Daily, Jenny Ford streamed her way into my life for 30 sweat-filled minutes, via a video uploaded in 2014, which kept her eternally young and fit. At one point, forever young Jenny Ford commented, “I’m sweating.” Trust me, she was not sweating. She just wanted me to feel better about my own sweat that she had caused. She’s sweet like that about sweat. It was as if she could really see my sweat, that she was really with me in my living room.
At first, I tried to keep up with Jenny Ford, mirror her every move, but it was impossible. She sustained a perpetual, peppy bounce, provided no pause to allow me to gulp water or kick away a cat. She merged seamlessly with each section of her routine. She was all legs and hips and arms and smiles, a marvel of momentum. My legs felt heavy, as if encased in buckets of concrete. I was destined to swim with the fishes – that or I was just an idiot who accidentally stepped into not one, but two, cement buckets. Her arm movements befuddled me, especially the one during side steps that resembled an archer gracefully plucking a bow’s string. To keep things safe, I kept my arms to my sides. She was grace; I was gristle. My hips resembled rigor mortis, lost any semblance of a swivel. Jenny Ford was the epitome of fluidity. I was the Tin Man in need of WD-40. At one point, she looked straight at me and asked, “Are you breathing?” How did she know I wasn’t breathing? What I needed was an AED.
Jenny Ford’s beginner’s aerobics class was serious stuff. I longed for the gym where I was in charge of my own movements (as few as possible) and pace (do reps, check texts, do reps, play Wordle …). In other words, a less taxing workout, a workout without work. I improved with each jaunt with Jenny Ford, even mastered the grapevine march – not an easy task for someone robbed of rhythm at birth. The aches and pains lessened. I became drunk on step aerobics endorphins, like a cat intoxicated on catnip.
I relied on Jenny Ford, not just for the workout, but also for her verbal affirmations deposited into my bank of self-esteem during social distancing.
“Nice job!” she’d say.
“Step … knee … down … down … Looking good!”
“Up … up … down … down … nice job!”
“Great job!”
“You’ve got it!”
I could do nothing wrong in Jenny Ford’s streaming eyes. Never had a woman spoken so kindly about my displays of basic physical effort.
I looked forward to our arabesques, the most precarious of positions! Bending forward on one leg, I lunged and reached for Jenny Ford who was bent forward on one leg lunging and reaching for me. We faced each other in this very vulnerable pose, bonded by balance, defying gravity together – step aerobics in the time of COVID-19 – and I thought, “We got this!” The word clandestine came to mind.

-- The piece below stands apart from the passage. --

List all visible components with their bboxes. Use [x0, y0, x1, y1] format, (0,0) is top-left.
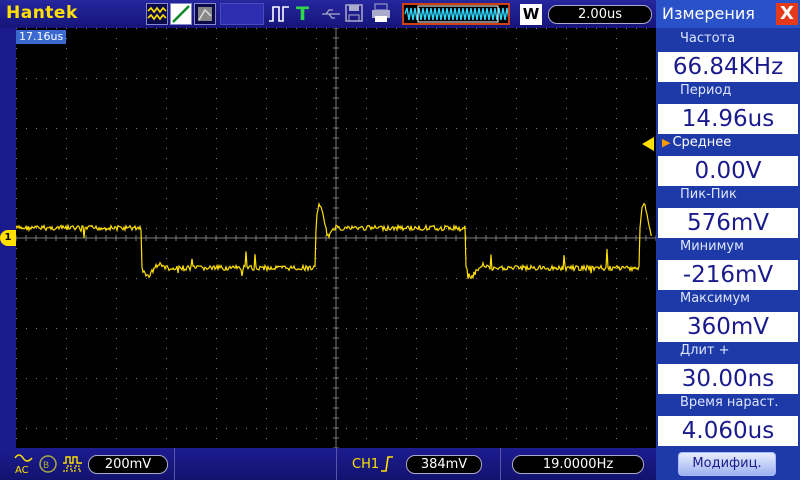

OK, I was reading way too much into our synchronized arabesque lunges. Isolation makes for a lonely time.
Out of guilt, perhaps, I confessed to Brynne about my daily 30-minute meetups with Jenny Ford. Brynne visited YouTube to size up “the other woman” I was spending time with. She responded, “Uh huh!” in that playfully accusing way of hers.
It was much like the time when she found a Tupperware bowl in my cabinet that she’d hadn’t seen before. She examined the plastic bowl closely, as if it were actually one of my dress shirts with lipstick (not her color) on the collar. “Who is she?” she demanded. “The lid actually matches the bowl! Your lids never match.” I felt myself go pale. I stammered. I had no idea where that bowl with its tell-tale matching lid came from. Had someone planted it there? Had I hosted one hell of a wild Tupperware party and blacked out?
“I bet you borrowed it from your Mom,” she reasoned, letting me off the hook.
“I think you have a crush on Jenny Ford,” Brynne said over the phone once. She was joking, of course. My wife isn’t the jealous type. Lucky for me, she never witnessed our arabesques.